Désignation d’une personne pour administrer les affaires du bénéficiaire

30 Si le bénéficiaire d’une prestation est incapable d’administrer ses propres affaires pour une raison quelconque, le Ministre peut désigner une personne qualifiée pour recevoir le versement au nom du bénéficiaire de tout montant qui est payable au bénéficiaire en vertu de la présente loi.

Interdictions relatives aux droits

31 Le droit d’une personne prévu à la Partie III ou à la Partie IV ne peut ni être cédé, grevé, anticipé ou offert en garantie, ni faire l’objet d’une renonciation et, aux fins du présent article,

a) cession ne s’entend pas

(i) d’une cession prévue par un arrêt, une ordonnance ou un jugement d’un tribunal compétent ou par une entente écrite en règlement de droits survenant en conséquence de la rupture d’un mariage entre un particulier et son conjoint ou son ex-conjoint, ou

(ii) d’une cession par le représentant légal d’un particulier décédé lors du règlement de la succession du particulier, et

b) renonciation ne s’entend pas d’une réduction de prestations en vue d’éviter le retrait de l’agrément du régime de pension prévu à la Partie III en vertu de la Loi de l’impôt sur le revenu (Canada).

Interprétation des dispositions touchant aux restrictions sur les genres de prestations qui peuvent être versées

32 Aucune disposition de la présente loi empêchant un juge, qui a choisi ou qui reçoit le versement d’un genre de prestation particulier, de recevoir le versement de tout autre genre de prestation particulier, ne doit être interprétée de sorte à empêcher le juge de recevoir le versement d’une pension de conjoint survivant ou de toute autre prestation ou montant qui lui est payable en raison du fait qu’il est le conjoint survivant d’un autre juge.

PARTIE VI

ADMINISTRATION

Administration de la loi

33 Le Ministre administre la présente loi et peut désigner des personnes pour le représenter.

 

Rapport annuel du Ministre

34 Le Ministre doit déposer chaque année devant l’Assemblée législative un rapport sur l’administration de la présente loi pendant l’année financière précédente, comprenant

a) un état indiquant le nombre de bénéficiaires de versements de prestations en vertu de la Partie III et les montants versés à la Caisse et prélevés sur la Caisse pendant cette année financière, et

b) un état indiquant le nombre de personnes à qui sont versés des allocations supplémentaires, des allocations supplémentaires réduites, d’autres versements supplémentaires et des prestations d’invalidité en vertu de la Partie IV, et les montants versés au Fonds consolidé et prélevés sur celui-ci relativement à ces allocations, autres versements et prestations pendant cette année financière.

PARTIE VII

SIGNIFICATION DES DOCUMENTS

Signification des documents

35(1) Tout avis ou autre document devant être signifié par le Ministre à une personne en vertu de la présente loi ou des règlements peut l’être par signification personnelle ou en étant envoyé par la poste, dans une enveloppe affranchie, à l’intéressé à son adresse qui figure dans les registres du Ministre.

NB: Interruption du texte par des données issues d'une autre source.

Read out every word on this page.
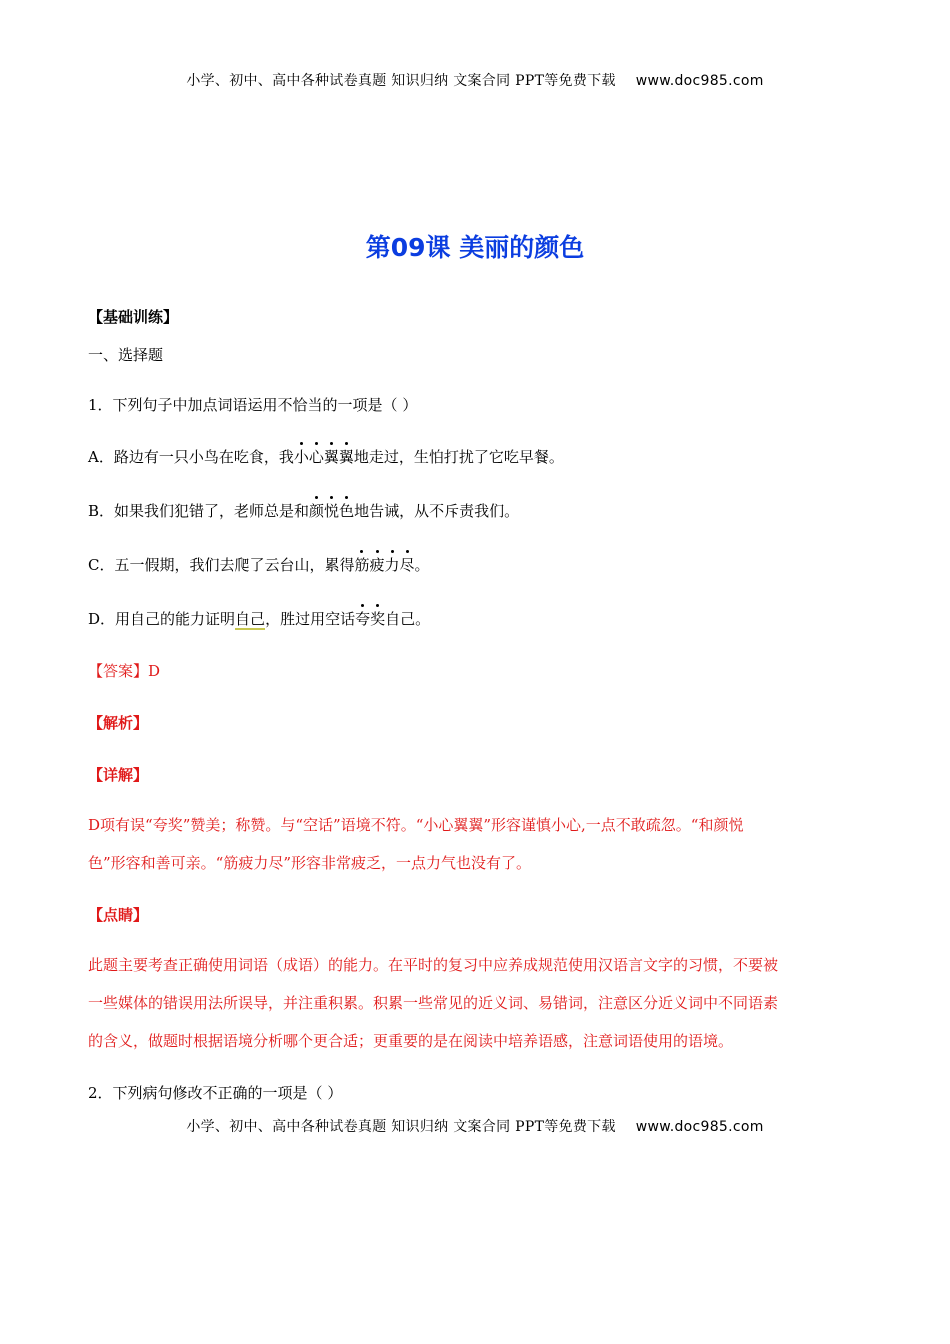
小学、初中、高中各种试卷真题 知识归纳 文案合同 PPT等免费下载 www.doc985.com
第09课 美丽的颜色
【基础训练】
一、选择题
1．下列句子中加点词语运用不恰当的一项是（ ）
A．路边有一只小鸟在吃食，我小心翼翼地走过，生怕打扰了它吃早餐。
B．如果我们犯错了，老师总是和颜悦色地告诫，从不斥责我们。
C．五一假期，我们去爬了云台山，累得筋疲力尽。
D．用自己的能力证明自己，胜过用空话夸奖自己。
【答案】D
【解析】
【详解】
D项有误“夸奖”赞美；称赞。与“空话”语境不符。“小心翼翼”形容谨慎小心,一点不敢疏忽。“和颜悦
色”形容和善可亲。“筋疲力尽”形容非常疲乏，一点力气也没有了。
【点睛】
此题主要考查正确使用词语（成语）的能力。在平时的复习中应养成规范使用汉语言文字的习惯，不要被
一些媒体的错误用法所误导，并注重积累。积累一些常见的近义词、易错词，注意区分近义词中不同语素
的含义，做题时根据语境分析哪个更合适；更重要的是在阅读中培养语感，注意词语使用的语境。
2．下列病句修改不正确的一项是（ ）
小学、初中、高中各种试卷真题 知识归纳 文案合同 PPT等免费下载 www.doc985.com
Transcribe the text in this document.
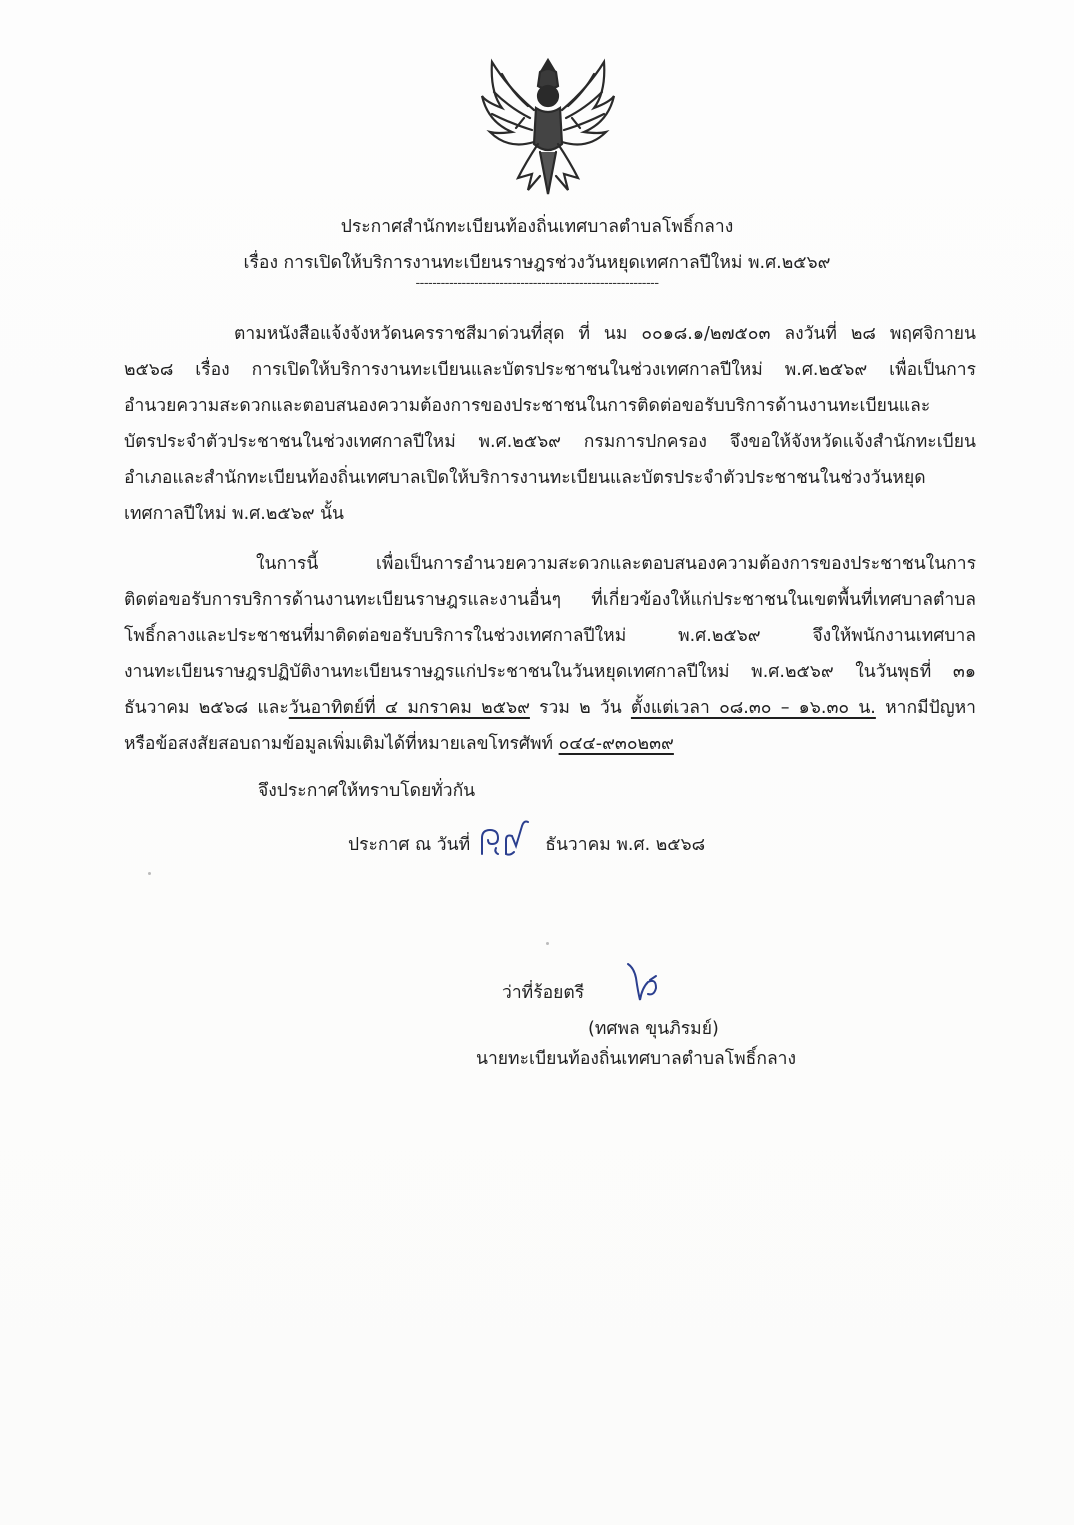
ประกาศสำนักทะเบียนท้องถิ่นเทศบาลตำบลโพธิ์กลาง
เรื่อง การเปิดให้บริการงานทะเบียนราษฎรช่วงวันหยุดเทศกาลปีใหม่ พ.ศ.๒๕๖๙
----------------------------------------------------------
ตามหนังสือแจ้งจังหวัดนครราชสีมาด่วนที่สุด ที่ นม ๐๐๑๘.๑/๒๗๕๐๓ ลงวันที่ ๒๘ พฤศจิกายน
๒๕๖๘ เรื่อง การเปิดให้บริการงานทะเบียนและบัตรประชาชนในช่วงเทศกาลปีใหม่ พ.ศ.๒๕๖๙ เพื่อเป็นการ
อำนวยความสะดวกและตอบสนองความต้องการของประชาชนในการติดต่อขอรับบริการด้านงานทะเบียนและ
บัตรประจำตัวประชาชนในช่วงเทศกาลปีใหม่ พ.ศ.๒๕๖๙ กรมการปกครอง จึงขอให้จังหวัดแจ้งสำนักทะเบียน
อำเภอและสำนักทะเบียนท้องถิ่นเทศบาลเปิดให้บริการงานทะเบียนและบัตรประจำตัวประชาชนในช่วงวันหยุด
เทศกาลปีใหม่ พ.ศ.๒๕๖๙ นั้น
ในการนี้ เพื่อเป็นการอำนวยความสะดวกและตอบสนองความต้องการของประชาชนในการ
ติดต่อขอรับการบริการด้านงานทะเบียนราษฎรและงานอื่นๆ ที่เกี่ยวข้องให้แก่ประชาชนในเขตพื้นที่เทศบาลตำบล
โพธิ์กลางและประชาชนที่มาติดต่อขอรับบริการในช่วงเทศกาลปีใหม่ พ.ศ.๒๕๖๙ จึงให้พนักงานเทศบาล
งานทะเบียนราษฎรปฏิบัติงานทะเบียนราษฎรแก่ประชาชนในวันหยุดเทศกาลปีใหม่ พ.ศ.๒๕๖๙ ในวันพุธที่ ๓๑
ธันวาคม ๒๕๖๘ และวันอาทิตย์ที่ ๔ มกราคม ๒๕๖๙ รวม ๒ วัน ตั้งแต่เวลา ๐๘.๓๐ – ๑๖.๓๐ น. หากมีปัญหา
หรือข้อสงสัยสอบถามข้อมูลเพิ่มเติมได้ที่หมายเลขโทรศัพท์ ๐๔๔-๙๓๐๒๓๙
จึงประกาศให้ทราบโดยทั่วกัน
ประกาศ ณ วันที่	ธันวาคม พ.ศ. ๒๕๖๘
ว่าที่ร้อยตรี
(ทศพล ขุนภิรมย์)
นายทะเบียนท้องถิ่นเทศบาลตำบลโพธิ์กลาง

35(2) Un avis ou un autre document visé au paragraphe (1) est réputé avoir été signifié cinq jours suivant son envoi postal.

 

35(3) La preuve de la signification par l’un ou l’autre des modes prévus au paragraphe (1) peut être établie par voie de certificat ou d’affidavit présenté comme étant signé par un employé du ministère des Finances, nommant la personne à qui la signification a été faite et indiquant les jour, lieu et mode de signification.

35(4) Un document présenté comme étant un certificat ou un affidavit d’un employé du ministère des Finances attestant que la signification a été faite selon le mode prévu au paragraphe (1)

a) est recevable en preuve sans qu’il soit nécessaire de prouver l’authenticité de la signature, et

b) est, en l’absence de preuve contraire, la preuve que la personne nommée dans le certificat ou l’affidavit a reçu la signification de l’avis ou du document visé dans le certificat ou l’affidavit.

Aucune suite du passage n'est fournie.